Día 32

La pregunta del chaval ha atormentado mi cabeza durante toda la noche. No he podido pegar ojo. ¿Quién mató a esa chica? ¿Quién mató a Lorena? ¿Y a las otras? Trato de recordar quién pudo hacer algo así. A mi cabeza vienen imágenes de sus caras en el momento de ver la muerte de cerca. Siento una enorme excitación cuando las recuerdo en su último momento, en su último aliento. Me imagino a mí mismo asesinando a esas chicas. No, no es imaginación. Soy un asesino. Creo que lo he sido toda mi vida. Miro el reloj que hay sobre la mesilla al lado de mi cama. Son las 5:15 de la mañana. Desactivo la alarma antes de que suene. No he dormido nada.

Me doy una ducha para despejarme. Desayuno en silencio. No se oye ningún ruido. Un silencio solemne se adueña del mundo. A las 6:30 salgo a la calle. Las calles están casi vacías a esta hora. Aún falta un buen rato para que la ciudad comience a mostrar su aspecto más amargo: la gente. La gente es el mal de esta ciudad, de todas las ciudades. Los sitios no son malos. Los hacen malos las personas. Camino hacia una calle principal. Me detengo junto a la calzada y espero que pase un taxi. Veo uno a lo lejos. Hago una señal con mi mano y automáticamente veo sus intermitentes encendiéndose y apagándose. Se detiene junto a mí. Abro la puerta trasera del vehículo y subo.

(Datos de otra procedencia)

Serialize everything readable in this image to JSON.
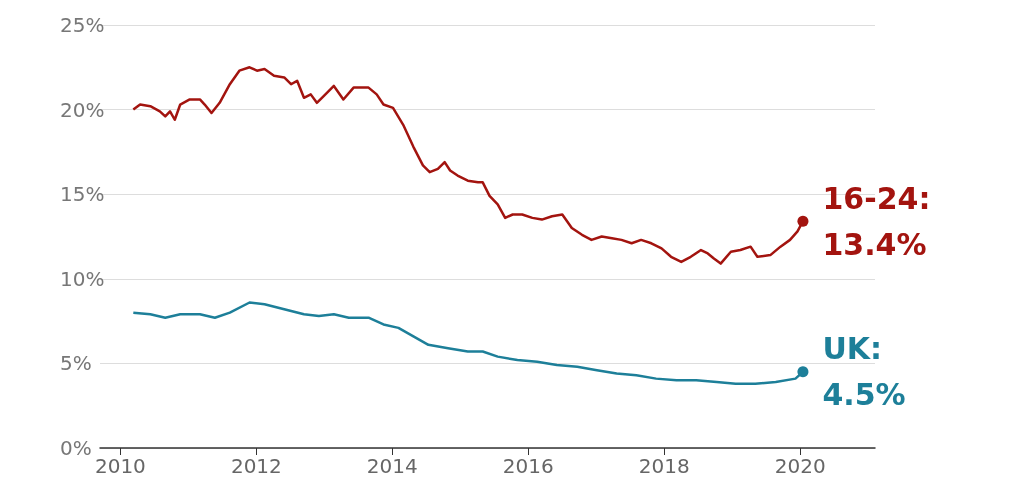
{
  "chart_data": {
    "type": "line",
    "xlim": [
      2009.7,
      2021.1
    ],
    "xticks": [
      2010,
      2012,
      2014,
      2016,
      2018,
      2020
    ],
    "ylim": [
      0,
      25
    ],
    "yticks": [
      {
        "value": 0,
        "label": "0%"
      },
      {
        "value": 5,
        "label": "5%"
      },
      {
        "value": 10,
        "label": "10%"
      },
      {
        "value": 15,
        "label": "15%"
      },
      {
        "value": 20,
        "label": "20%"
      },
      {
        "value": 25,
        "label": "25%"
      }
    ],
    "grid": "y",
    "marker": "none",
    "line_style": "solid",
    "legend": false,
    "series": [
      {
        "name": "16-24:",
        "color": "#a3140f",
        "x": [
          2010.19,
          2010.29,
          2010.44,
          2010.58,
          2010.66,
          2010.73,
          2010.8,
          2010.88,
          2011.02,
          2011.17,
          2011.24,
          2011.34,
          2011.46,
          2011.61,
          2011.75,
          2011.9,
          2012.01,
          2012.12,
          2012.26,
          2012.41,
          2012.51,
          2012.6,
          2012.7,
          2012.8,
          2012.89,
          2012.99,
          2013.14,
          2013.28,
          2013.43,
          2013.65,
          2013.77,
          2013.87,
          2014.01,
          2014.16,
          2014.31,
          2014.45,
          2014.55,
          2014.67,
          2014.77,
          2014.85,
          2014.96,
          2015.11,
          2015.26,
          2015.33,
          2015.43,
          2015.55,
          2015.66,
          2015.77,
          2015.91,
          2016.06,
          2016.2,
          2016.35,
          2016.5,
          2016.64,
          2016.79,
          2016.93,
          2017.08,
          2017.23,
          2017.37,
          2017.52,
          2017.66,
          2017.81,
          2017.96,
          2018.1,
          2018.25,
          2018.39,
          2018.54,
          2018.64,
          2018.73,
          2018.83,
          2018.98,
          2019.12,
          2019.27,
          2019.37,
          2019.56,
          2019.71,
          2019.85,
          2019.96,
          2020.04
        ],
        "values": [
          20.0,
          20.3,
          20.2,
          19.9,
          19.6,
          19.9,
          19.4,
          20.3,
          20.6,
          20.6,
          20.3,
          19.8,
          20.4,
          21.5,
          22.3,
          22.5,
          22.3,
          22.4,
          22.0,
          21.9,
          21.5,
          21.7,
          20.7,
          20.9,
          20.4,
          20.8,
          21.4,
          20.6,
          21.3,
          21.3,
          20.9,
          20.3,
          20.1,
          19.1,
          17.8,
          16.7,
          16.3,
          16.5,
          16.9,
          16.4,
          16.1,
          15.8,
          15.7,
          15.7,
          14.9,
          14.4,
          13.6,
          13.8,
          13.8,
          13.6,
          13.5,
          13.7,
          13.8,
          13.0,
          12.6,
          12.3,
          12.5,
          12.4,
          12.3,
          12.1,
          12.3,
          12.1,
          11.8,
          11.3,
          11.0,
          11.3,
          11.7,
          11.5,
          11.2,
          10.9,
          11.6,
          11.7,
          11.9,
          11.3,
          11.4,
          11.9,
          12.3,
          12.8,
          13.4
        ]
      },
      {
        "name": "UK:",
        "color": "#1d7f99",
        "x": [
          2010.19,
          2010.44,
          2010.66,
          2010.88,
          2011.17,
          2011.39,
          2011.61,
          2011.9,
          2012.12,
          2012.41,
          2012.7,
          2012.92,
          2013.14,
          2013.36,
          2013.65,
          2013.87,
          2014.09,
          2014.31,
          2014.53,
          2014.82,
          2015.11,
          2015.33,
          2015.55,
          2015.84,
          2016.13,
          2016.42,
          2016.72,
          2017.01,
          2017.3,
          2017.59,
          2017.88,
          2018.18,
          2018.47,
          2018.77,
          2019.05,
          2019.34,
          2019.64,
          2019.93,
          2020.04
        ],
        "values": [
          8.0,
          7.9,
          7.7,
          7.9,
          7.9,
          7.7,
          8.0,
          8.6,
          8.5,
          8.2,
          7.9,
          7.8,
          7.9,
          7.7,
          7.7,
          7.3,
          7.1,
          6.6,
          6.1,
          5.9,
          5.7,
          5.7,
          5.4,
          5.2,
          5.1,
          4.9,
          4.8,
          4.6,
          4.4,
          4.3,
          4.1,
          4.0,
          4.0,
          3.9,
          3.8,
          3.8,
          3.9,
          4.1,
          4.5
        ]
      }
    ],
    "annotations": [
      {
        "text": "13.4%",
        "x": 2020.04,
        "y": 13.4
      },
      {
        "text": "4.5%",
        "x": 2020.04,
        "y": 4.5
      }
    ]
  }
}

Lo primero que noto en su interior es un olor extraño. Ese maldito olor que tienen todos los taxis. Esa mezcla de todo tipo de hedores corporales, desodorantes, colonias y ambientadores tan típica de este transporte. Son como las putas de los coches. Te llevarán donde quieras por dinero. En el fondo todos somos putas. Nos dejaríamos follar por dinero. Todos. Pienso en esto mientras indico al taxista que me lleve a la estación de tren. Putos viajes de trabajo. Sigo pensando en alguna persona que no se dejara follar por dinero. No soy capaz de imaginar a nadie. Casi todos los hombres se dejarían follar por casi todas las mujeres de este planeta sin pedir nada a cambio. Al resto les bastarían unas pocas monedas para convencerse. Las mujeres serían más selectivas. No se dejarían follar por cualquiera a cambio de dinero. Pero sí por algunos. Cada vez me convenzo más de que el proceso de evolución está deshaciéndose.

Debo dejar mis reflexiones para otro momento. El conductor del taxi ha detenido el vehículo y lee en voz alta la cifra que marca el taxímetro trucado que lleva pegado al salpicadero del coche. Pago. Vuelvo a caminar por los grandes espacios abiertos de la estación. Debo buscar mi tren. Unos paneles luminosos indican todo lo necesario. Vía, andén, hora de salida. Por fin encuentro mi tren, mi vagón y mi asiento.

El tren arranca con puntualidad. Hasta ese momento no me había fijado en que junto a mí hay otra persona sentada. Joder, maldita sea. Me mira. Intento apartar la mirada antes de que pueda pensar que me apetece escuchar su voz. Es tarde para eso. Empieza a hablarme. Joder,

¿de qué puede una persona querer hablar con un desconocido a las 7:45 de la mañana? Mierda, su voz se clava en mis oídos. Me machaca. Martillea mi mente. Yo contesto. Hablo. Actúo. Vuelvo a actuar. Sigo siendo el gran actor de este puto circo mundial. Me intereso por sus negocios, pero noto cómo crece dentro de mí el odio hacia ese cadáver mental ambulante. Debo tranquilizarme. Evalúo la situación. Me quedan tres horas con este capullo al lado y no puedo hacer nada. Pienso en lo que vendrá después del viaje. Mierda, el chulo engominado y uno de los capullos de mi departamento me esperarán en la estación destino. Cierro los ojos. El sueño se empieza a apoderar de mí. Perfecto. Espero poder dormir ahora y despertar cuando un atisbo de luz roce las mentes mediocres de estos hombres. Buenas noches, hasta entonces.